DER LANGE WINTER

Die blaue Welt hatte weitaus mehr Glück als ihr roter Gefährte. Da sie größer und näher an der Sonne war, behielt sie ihre tiefen Ozeane aus Wasser und ihren Schutzmantel aus Luft.

Das Leben blühte und gedieh.

Allerdings nicht ohne Unterbrechung. Nicht ohne Katastrophen. Riesige Geschöpfe rissen die Herrschaft über die Meere, das Land und sogar die Luft an sich, nur um dann auszusterben und vollständig ausgelöscht zu werden. Manchmal fuhr die Hand des Todes so gründlich über die blaue Welt, daß sie fast alles Leben auf ihr hinwegfegte.

Aber das Leben rappelte sich immer wieder auf, bevölkerte die blaue Welt immer wieder mit neuen und anderen Geschöpfen.

Ausgehend von den Polen, breiteten sich gewaltige Eisflächen aus; riesige Gletscher kamen unaufhaltsam von den Bergen herab und überzogen das Land mit kilometerdicken Eisschichten. Ein so großer Teil des Meereswassers wurde in Eis verwandelt, daß der Meeresspiegel sank. Die blaue Welt wurde weiß und glitzerte unter der fahlen Sonne von Wintern, die hunderttausend Jahre und länger dauerten.

Die Kälte erreichte auch die rote Welt.

Die rote Welt hatte sich noch nicht ganz von dem großen Kataklysmus vor langer Zeit erholt. Doch ein ausgedehntes neues Meer war entstanden, schimmerndes Wasser, das fast den halben Planeten bedeckte. Ungeheure Vulkane reckten ihre mächtigen Gipfel den Sternen entgegen und übergossen das Land mit heißer Lava und dampfenden Gasen.
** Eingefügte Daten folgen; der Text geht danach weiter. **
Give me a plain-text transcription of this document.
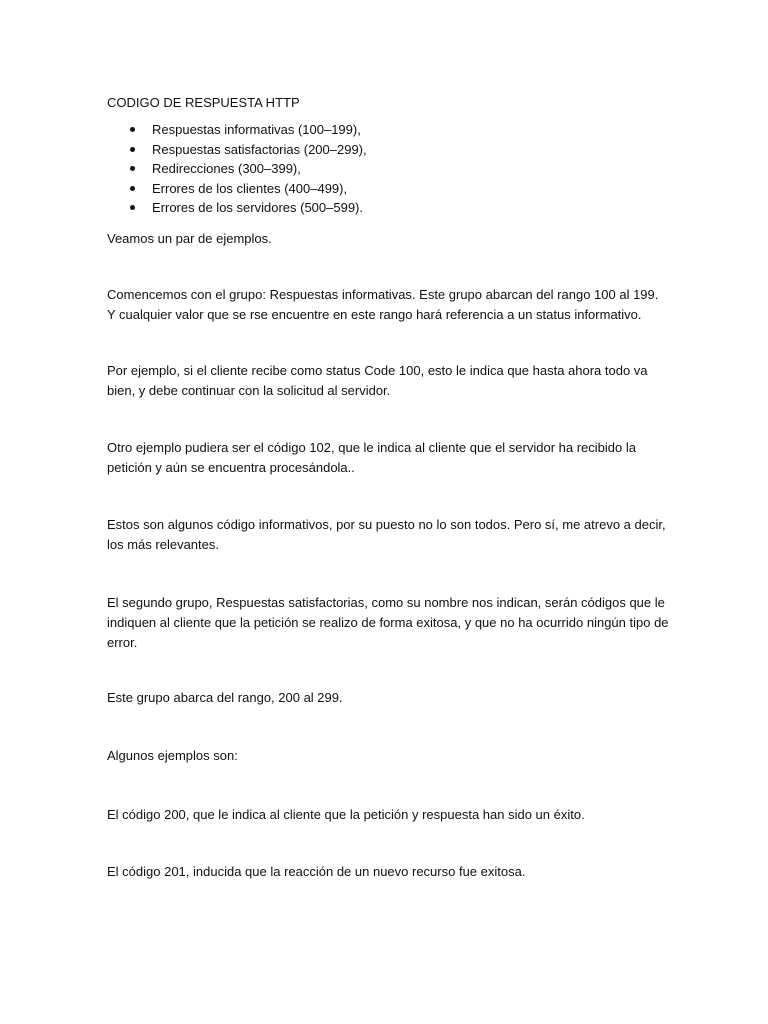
CODIGO DE RESPUESTA HTTP
Respuestas informativas (100–199),
Respuestas satisfactorias (200–299),
Redirecciones (300–399),
Errores de los clientes (400–499),
Errores de los servidores (500–599).

Veamos un par de ejemplos.

Comencemos con el grupo: Respuestas informativas. Este grupo abarcan del rango 100 al 199. Y cualquier valor que se rse encuentre en este rango hará referencia a un status informativo.

Por ejemplo, si el cliente recibe como status Code 100, esto le indica que hasta ahora todo va bien, y debe continuar con la solicitud al servidor.

Otro ejemplo pudiera ser el código 102, que le indica al cliente que el servidor ha recibido la petición y aún se encuentra procesándola..

Estos son algunos código informativos, por su puesto no lo son todos. Pero sí, me atrevo a decir, los más relevantes.

El segundo grupo, Respuestas satisfactorias, como su nombre nos indican, serán códigos que le indiquen al cliente que la petición se realizo de forma exitosa, y que no ha ocurrido ningún tipo de error.

Este grupo abarca del rango, 200 al 299.

Algunos ejemplos son:

El código 200, que le indica al cliente que la petición y respuesta han sido un éxito.

El código 201, inducida que la reacción de un nuevo recurso fue exitosa.
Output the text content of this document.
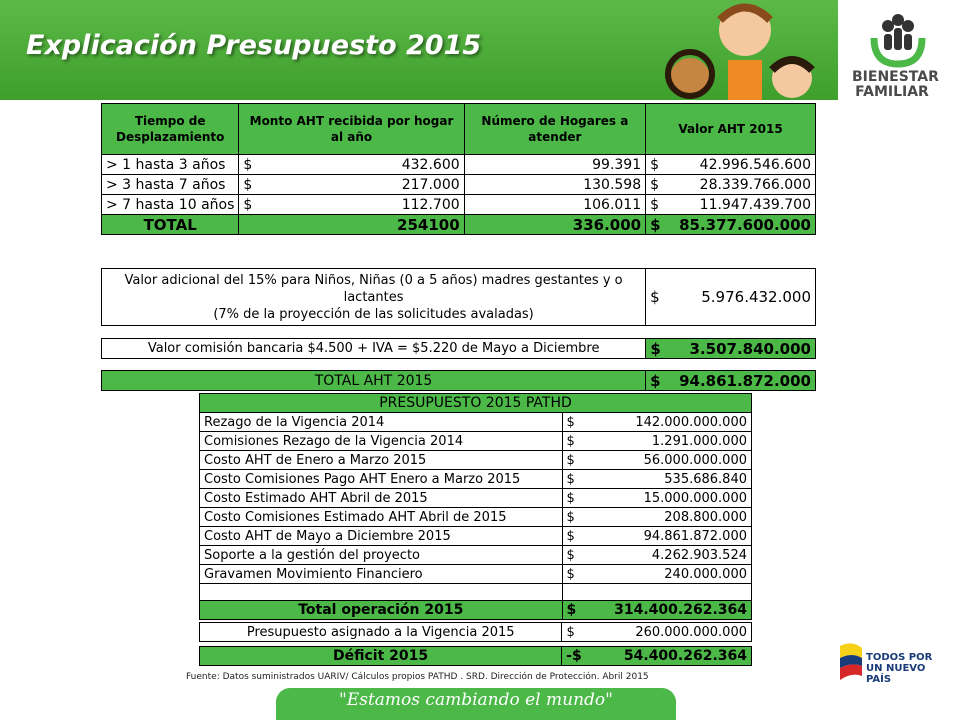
Explicación Presupuesto 2015
BIENESTAR FAMILIAR
Tiempo de Desplazamiento	Monto AHT recibida por hogar al año	Número de Hogares a atender	Valor AHT 2015
> 1 hasta 3 años	$ 432.600	99.391	$ 42.996.546.600

> 3 hasta 7 años	$ 217.000	130.598	$ 28.339.766.000

> 7 hasta 10 años	$ 112.700	106.011	$ 11.947.439.700

TOTAL	254100	336.000	$ 85.377.600.000
Valor adicional del 15% para Niños, Niñas (0 a 5 años) madres gestantes y o
lactantes
(7% de la proyección de las solicitudes avaladas)
	$	5.976.432.000
Valor comisión bancaria $4.500 + IVA = $5.220 de Mayo a Diciembre	$ 3.507.840.000
TOTAL AHT 2015	$ 94.861.872.000
PRESUPUESTO 2015 PATHD	
Rezago de la Vigencia 2014	$ 142.000.000.000

Comisiones Rezago de la Vigencia 2014	$ 1.291.000.000

Costo AHT de Enero a Marzo 2015	$ 56.000.000.000

Costo Comisiones Pago AHT Enero a Marzo 2015	$ 535.686.840

Costo Estimado AHT Abril de 2015	$ 15.000.000.000

Costo Comisiones Estimado AHT Abril de 2015	$ 208.800.000

Costo AHT de Mayo a Diciembre 2015	$ 94.861.872.000

Soporte a la gestión del proyecto	$ 4.262.903.524

Gravamen Movimiento Financiero	$ 240.000.000

Total operación 2015	$ 314.400.262.364
Presupuesto asignado a la Vigencia 2015	$	260.000.000.000
Déficit 2015	-$	54.400.262.364
Fuente: Datos suministrados UARIV/ Cálculos propios PATHD . SRD. Dirección de Protección. Abril 2015
"Estamos cambiando el mundo"
TODOS POR UN NUEVO PAÍS
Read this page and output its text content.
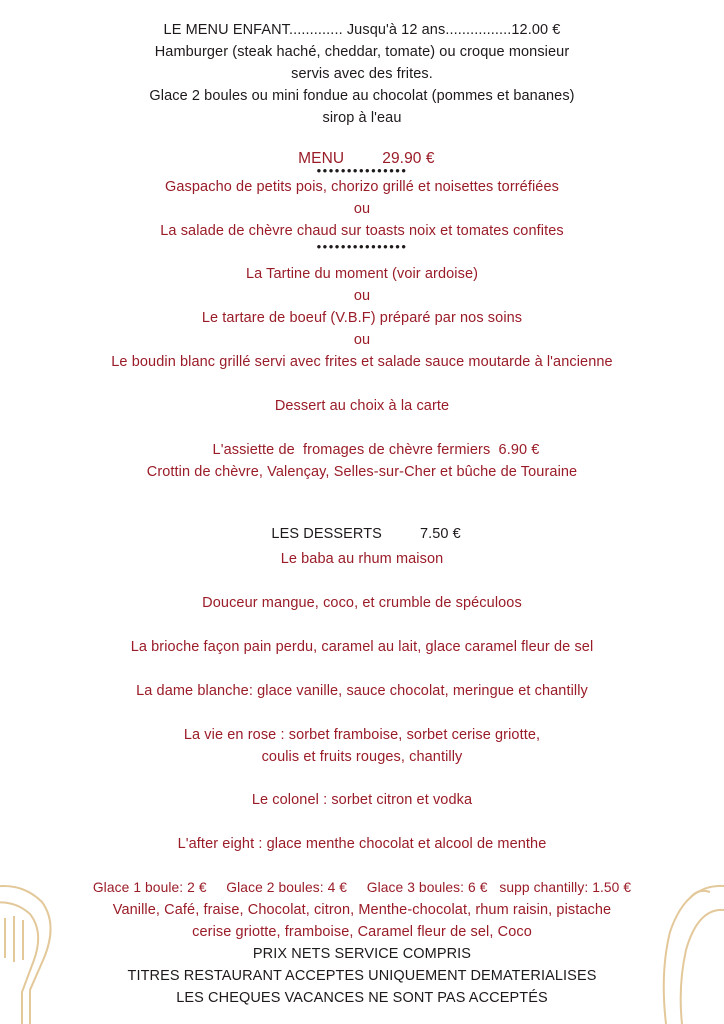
LE MENU ENFANT............. Jusqu'à 12 ans................12.00 €
Hamburger (steak haché, cheddar, tomate) ou croque monsieur
servis avec des frites.
Glace 2 boules ou mini fondue au chocolat (pommes et bananes)
sirop à l'eau

MENU 29.90 €

•••••••••••••••
Gaspacho de petits pois, chorizo grillé et noisettes torréfiées
ou
La salade de chèvre chaud sur toasts noix et tomates confites
•••••••••••••••
La Tartine du moment (voir ardoise)
ou
Le tartare de boeuf (V.B.F) préparé par nos soins
ou
Le boudin blanc grillé servi avec frites et salade sauce moutarde à l'ancienne
Dessert au choix à la carte
L'assiette de  fromages de chèvre fermiers  6.90 €
Crottin de chèvre, Valençay, Selles-sur-Cher et bûche de Touraine

LES DESSERTS	7.50 €

Le baba au rhum maison
Douceur mangue, coco, et crumble de spéculoos
La brioche façon pain perdu, caramel au lait, glace caramel fleur de sel
La dame blanche: glace vanille, sauce chocolat, meringue et chantilly
La vie en rose : sorbet framboise, sorbet cerise griotte,
coulis et fruits rouges, chantilly
Le colonel : sorbet citron et vodka
L'after eight : glace menthe chocolat et alcool de menthe
Glace 1 boule: 2 €     Glace 2 boules: 4 €     Glace 3 boules: 6 €   supp chantilly: 1.50 €
Vanille, Café, fraise, Chocolat, citron, Menthe-chocolat, rhum raisin, pistache
cerise griotte, framboise, Caramel fleur de sel, Coco
PRIX NETS SERVICE COMPRIS
TITRES RESTAURANT ACCEPTES UNIQUEMENT DEMATERIALISES
LES CHEQUES VACANCES NE SONT PAS ACCEPTÉS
Tief unter der Kruste der roten Welt gab es noch Energie, eine schmelzflüssige Energie, die die höchsten Berge aller Zeiten erschuf.

Wie immer, wenn Wasser und Energie vorhanden sind, war dies die Chance für die Geburt des Lebens. Wasser und Energie und Zeit: das ist alles, was das Leben braucht.

Aber dann begann die Kälte, ihr tödliches Werk zu verrichten. Das große, den halben Planeten umspannende Meer gefror und verschwand unter einer Decke aus Schutt und Staub.

Die Vulkane versanken in Ruhe und Untätigkeit. Auf der roten Welt begann ein langer, langer Winter, der bis zum heutigen Tag andauert.